As described above, in the present invention, a plurality of transmission filters having different transmittances from each other are used as transmission filter means for allowing the ultraviolet rays from the light source to enter the measuring section including the glass element . UV irradiation output
The laser tube can be switched to each other so as to increase the transmittance of the ultraviolet light when the laser beam is lowered, thereby expanding the allowable range of the laser output without performing any special operation such as optical axis adjustment. It is possible to provide a high-precision fluorescent glass dosimeter reader capable of lengthening the replacement period of the glass element and reading the exposure dose of the glass element with high accuracy.

[Brief description of the drawings]

FIG. 1 is a configuration diagram showing one embodiment of a fluorescent glass dosimeter reader according to the present invention.

FIG. 2 is a perspective view (A) and a cross-sectional view (B) showing the transmission filter system of FIG.
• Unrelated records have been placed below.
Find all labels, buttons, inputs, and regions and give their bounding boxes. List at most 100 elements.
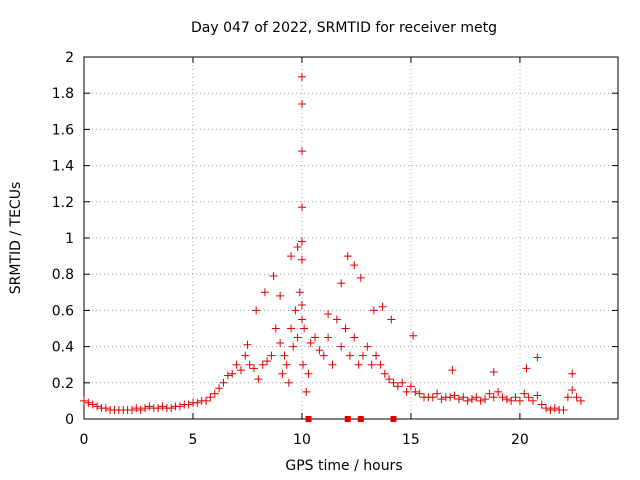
data-point bbox=[278, 369, 287, 378]
data-point bbox=[167, 404, 176, 413]
data-point bbox=[485, 389, 494, 398]
data-point bbox=[446, 393, 455, 402]
data-point bbox=[324, 333, 333, 342]
data-point bbox=[542, 404, 551, 413]
data-point bbox=[175, 402, 184, 411]
data-point bbox=[448, 366, 457, 375]
data-point bbox=[367, 360, 376, 369]
data-point bbox=[533, 391, 542, 400]
data-point bbox=[295, 288, 304, 297]
data-point bbox=[378, 302, 387, 311]
data-point bbox=[520, 389, 529, 398]
data-point bbox=[498, 393, 507, 402]
data-point bbox=[132, 404, 141, 413]
data-point bbox=[289, 342, 298, 351]
data-point bbox=[502, 395, 511, 404]
data-point bbox=[559, 405, 568, 414]
data-point bbox=[369, 306, 378, 315]
data-point bbox=[297, 147, 306, 156]
data-point bbox=[459, 393, 468, 402]
y-tick-label: 0.4 bbox=[52, 340, 74, 356]
data-point bbox=[332, 315, 341, 324]
data-point bbox=[568, 386, 577, 395]
data-point bbox=[269, 272, 278, 281]
y-tick-label: 1.6 bbox=[52, 122, 74, 138]
y-tick-label: 0 bbox=[65, 412, 74, 428]
x-tick-label: 10 bbox=[293, 432, 311, 448]
data-point bbox=[291, 306, 300, 315]
data-point bbox=[437, 395, 446, 404]
data-point bbox=[84, 398, 93, 407]
data-point bbox=[533, 353, 542, 362]
data-point bbox=[297, 100, 306, 109]
data-point bbox=[243, 340, 252, 349]
data-point bbox=[385, 375, 394, 384]
data-point bbox=[345, 351, 354, 360]
data-point bbox=[409, 331, 418, 340]
chart-title: Day 047 of 2022, SRMTID for receiver met… bbox=[191, 20, 497, 36]
data-point bbox=[297, 72, 306, 81]
data-point bbox=[341, 324, 350, 333]
data-point bbox=[101, 404, 110, 413]
data-point bbox=[300, 324, 309, 333]
data-point bbox=[267, 351, 276, 360]
data-point bbox=[344, 416, 351, 422]
data-point bbox=[263, 357, 272, 366]
data-point bbox=[299, 360, 308, 369]
data-point bbox=[284, 378, 293, 387]
data-point bbox=[350, 333, 359, 342]
data-point bbox=[406, 382, 415, 391]
data-point bbox=[293, 243, 302, 252]
data-point bbox=[236, 366, 245, 375]
data-point bbox=[297, 203, 306, 212]
data-point bbox=[154, 404, 163, 413]
data-point bbox=[136, 405, 145, 414]
data-point bbox=[297, 255, 306, 264]
data-point bbox=[210, 389, 219, 398]
y-tick-label: 1.8 bbox=[52, 86, 74, 102]
data-point bbox=[372, 351, 381, 360]
data-point bbox=[276, 338, 285, 347]
data-point bbox=[297, 237, 306, 246]
data-point bbox=[376, 360, 385, 369]
data-point bbox=[398, 378, 407, 387]
data-point bbox=[380, 369, 389, 378]
data-point bbox=[337, 279, 346, 288]
data-point bbox=[250, 364, 259, 373]
y-tick-label: 1 bbox=[65, 231, 74, 247]
data-point bbox=[507, 396, 516, 405]
data-point bbox=[311, 333, 320, 342]
data-point bbox=[328, 360, 337, 369]
x-tick-label: 15 bbox=[402, 432, 420, 448]
data-point bbox=[467, 395, 476, 404]
data-point bbox=[354, 360, 363, 369]
data-point bbox=[402, 387, 411, 396]
data-point bbox=[450, 391, 459, 400]
data-point bbox=[193, 398, 202, 407]
data-point bbox=[93, 402, 102, 411]
data-point bbox=[411, 387, 420, 396]
data-point bbox=[258, 360, 267, 369]
data-point bbox=[454, 395, 463, 404]
data-point bbox=[297, 315, 306, 324]
data-point bbox=[297, 300, 306, 309]
x-axis-label: GPS time / hours bbox=[285, 458, 402, 474]
data-point bbox=[393, 382, 402, 391]
y-tick-label: 2 bbox=[65, 50, 74, 66]
data-point bbox=[357, 416, 364, 422]
data-point bbox=[241, 351, 250, 360]
data-point bbox=[563, 393, 572, 402]
data-point bbox=[202, 396, 211, 405]
data-point bbox=[287, 324, 296, 333]
data-point bbox=[293, 333, 302, 342]
y-tick-label: 1.4 bbox=[52, 159, 74, 175]
data-point bbox=[358, 351, 367, 360]
data-point bbox=[550, 404, 559, 413]
axis-ticks: 00.20.40.60.811.21.41.61.820 5 10 15 20 bbox=[52, 50, 618, 448]
data-point bbox=[568, 369, 577, 378]
data-point bbox=[304, 369, 313, 378]
data-point bbox=[415, 389, 424, 398]
grid bbox=[84, 57, 618, 419]
data-point bbox=[141, 404, 150, 413]
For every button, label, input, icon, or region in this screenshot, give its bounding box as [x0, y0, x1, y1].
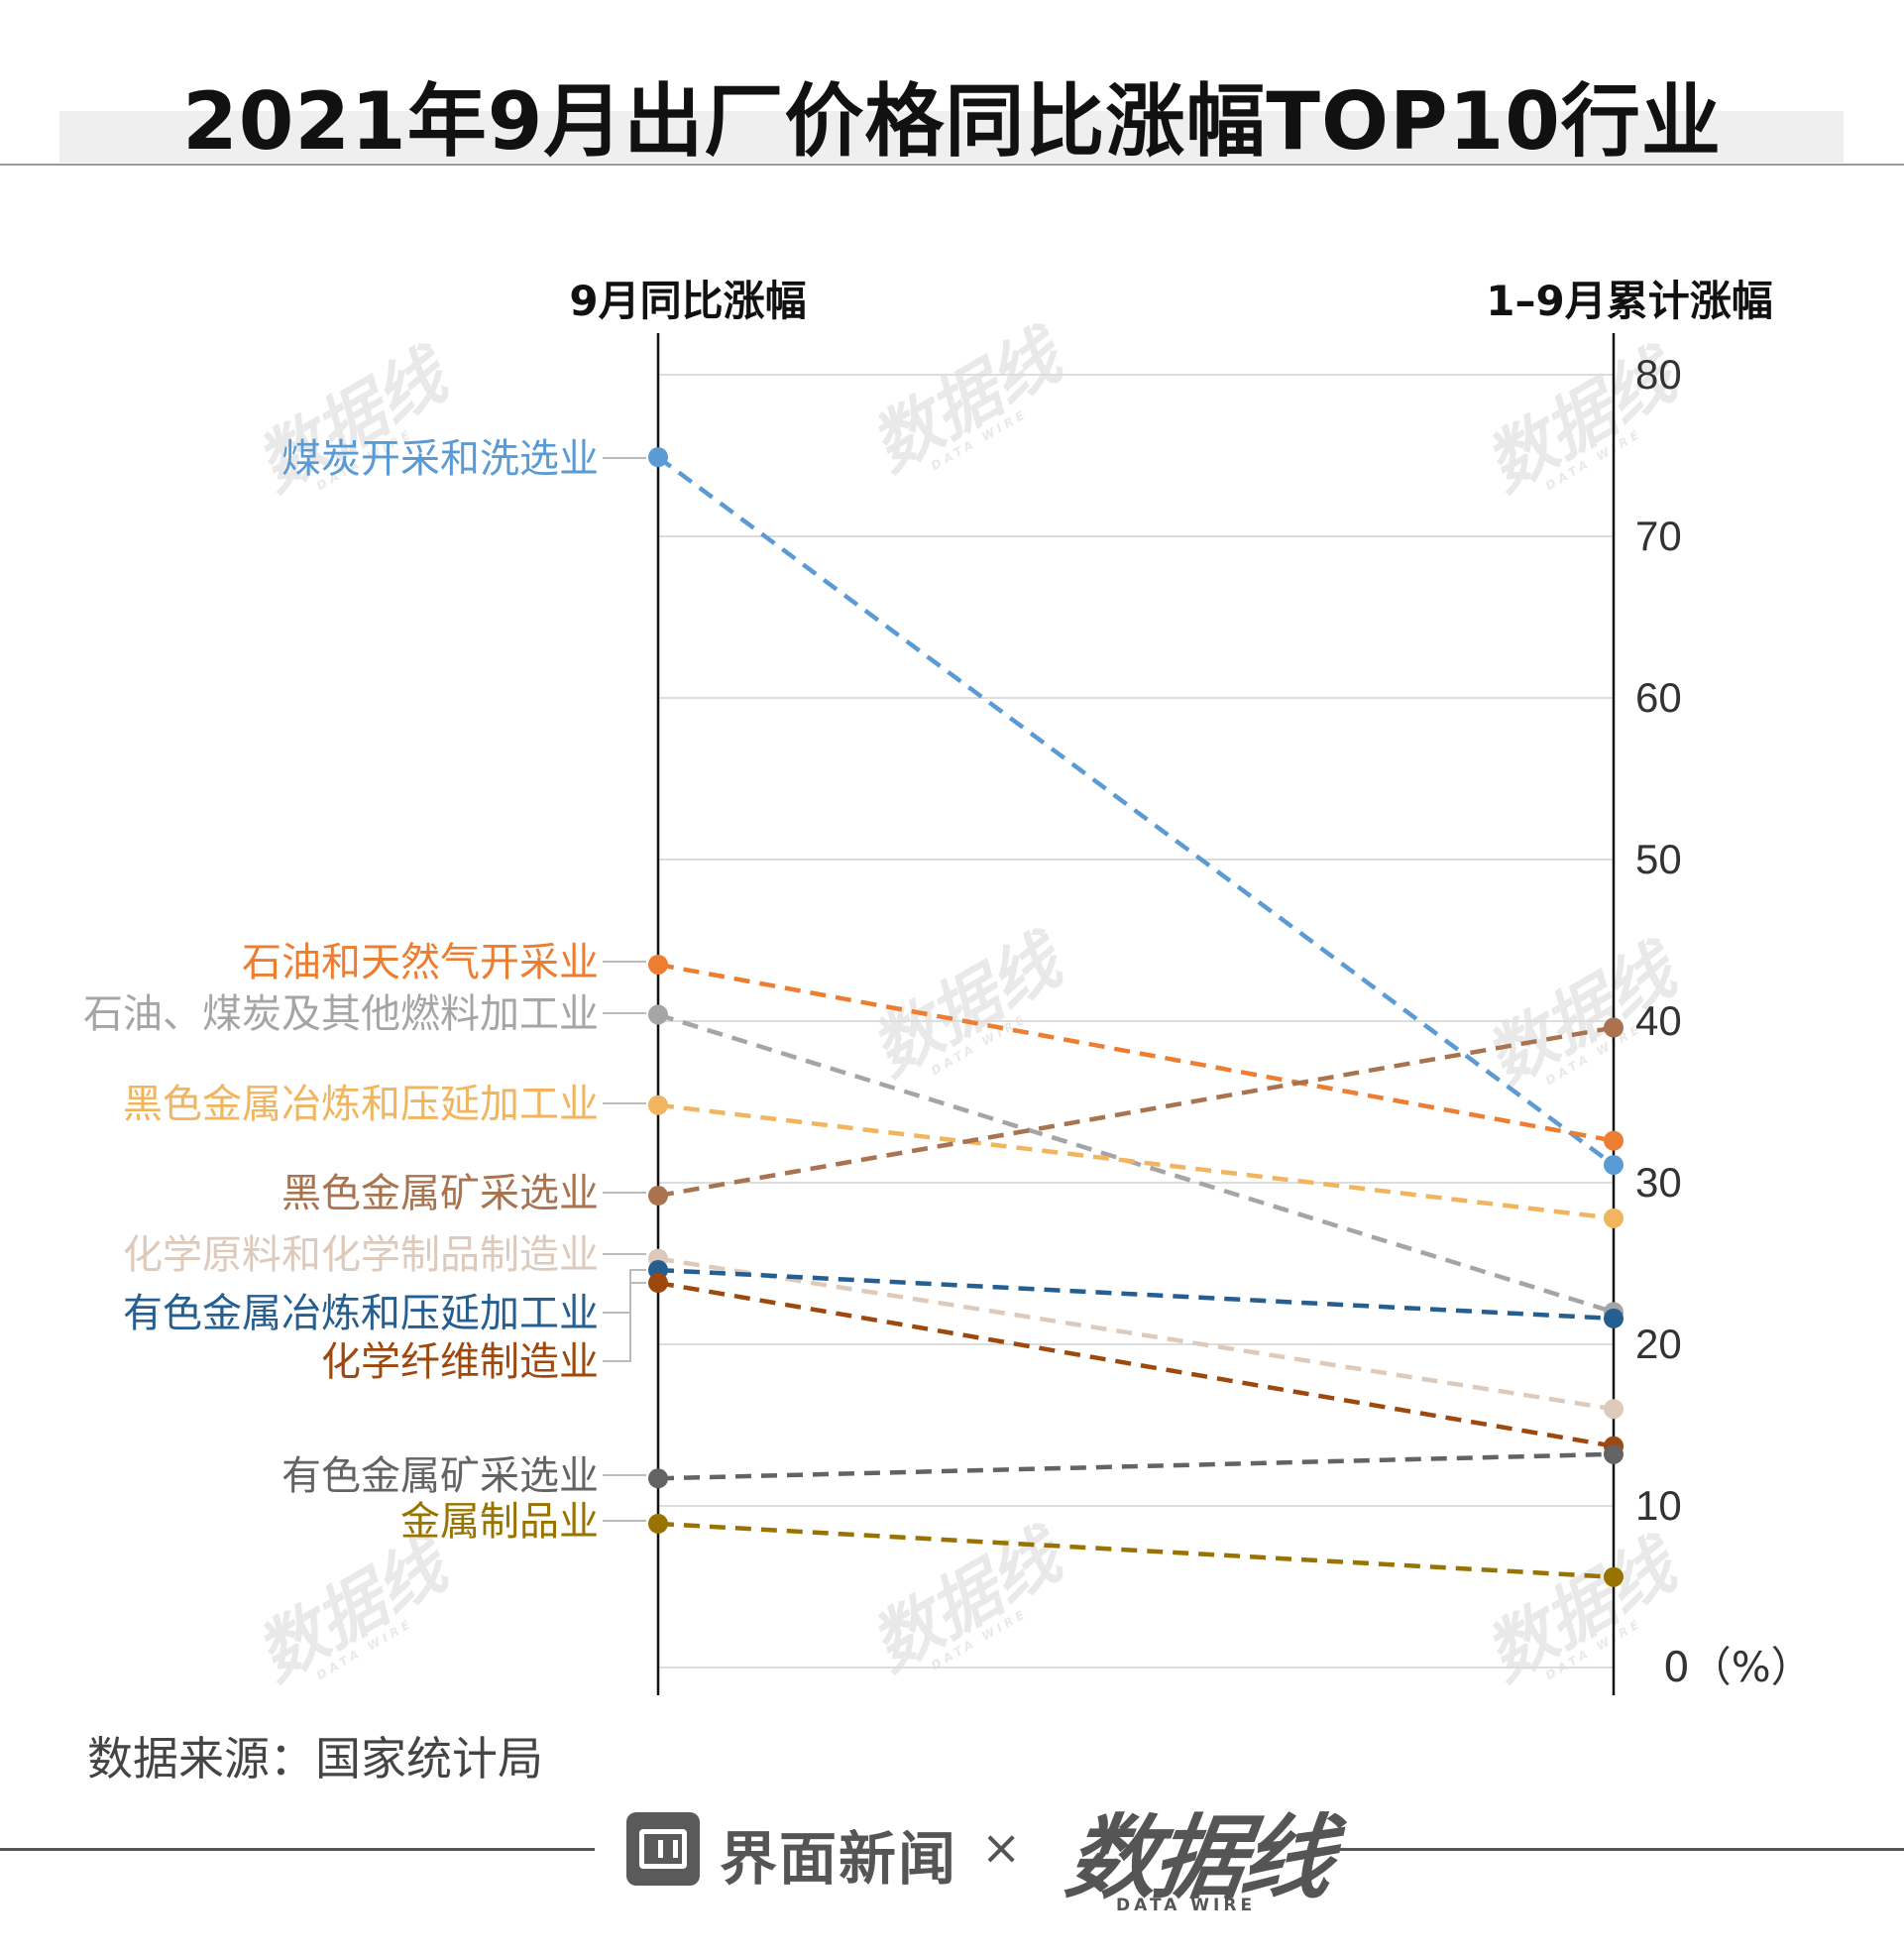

FIG. 3 is a configuration diagram showing an example of a conventional fluorescent glass dosimeter reader.

[Explanation of symbols]

 1: Glass element (radiation-exposed fluorescent glass dosimeter element) 2: Reference glass (standard fluorescent glass) 3: Nitrogen gas laser 4: Ultraviolet light 5: Fluorescence 6: Reflective mirror 7: Transmission filter 8: Semi-transparent mirror 9, 10, 16, 17: Diaphragm 11, 18: UV cut filter 12, 19: Red transmission filter 13: Interference filter 14: Photomultiplier tube 15, 21: Operation circuit 20: Photodiode 22: Dark chamber 23: Side wall 30: Transmission filter system 31, 32: Cover 31a, 32a: Opening 33, 34: Filter holder 35, 37: Low transmittance filter 36, 38: High transmittance filter

──────────────────────────────────────────────────続 き Continued on front page (58) Field surveyed (Int.Cl. ⁷ , DB name) G01T 1/06

Claims (5)

(57) [Claims] 1. A light source for generating ultraviolet light, a fluorescent glass dosimeter element to be measured for generating fluorescence upon incidence of ultraviolet light, and a light of a specific wavelength disposed between the light source and the fluorescent glass dosimeter element. A fluorescent filter configured to transmit only the light to the fluorescent glass dosimeter element and to detect the fluorescent light from the fluorescent glass dosimeter element to read the exposure dose of the fluorescent glass dosimeter element. In the glass dosimeter reader, the transmission filter means has a plurality of transmission filters having transmittances different from each other, and the plurality of transmission filters are provided with ultraviolet light of the light source.
Increase the transmittance of ultraviolet rays when the output power decreases
A fluorescent glass dosimeter reader which is configured to be switchable with each other. 2. The transmission filter means has a filter holder holding a plurality of transmission filters having different transmittances from each other, and the filter holder transmits each of the plurality of transmission filters to ultraviolet light from the light source. 2. A system according to claim 1 , wherein a plurality of operation positions are set to be adjusted on a road, and switching is possible between the plurality of operation positions.
Fluorescent glass dosimeter reader. 3. The transmission filter means includes:
A plurality of filter holders each holding one or more transmission filters, each of the plurality of filter holders including a plurality of operation positions including an operation position for adjusting the transmission filter of the plurality of filter holders on an optical path of ultraviolet light from the light source. 2. The fluorescent glass dosimeter reader according to claim 1, wherein the fluorescent glass dosimeter is configured to be switchable between the plurality of operating positions . 4. The fluorescent glass dosimeter reader according to claim 3, wherein one or more of said plurality of filter holders hold a plurality of transmission filters having different transmittances from each other. 5. The apparatus according to claim 3, wherein one or more of the plurality of filter holders includes an operating position for aligning a portion without the transmission filter on an optical path of ultraviolet light from the light source. Fluorescent glass dosimeter reader.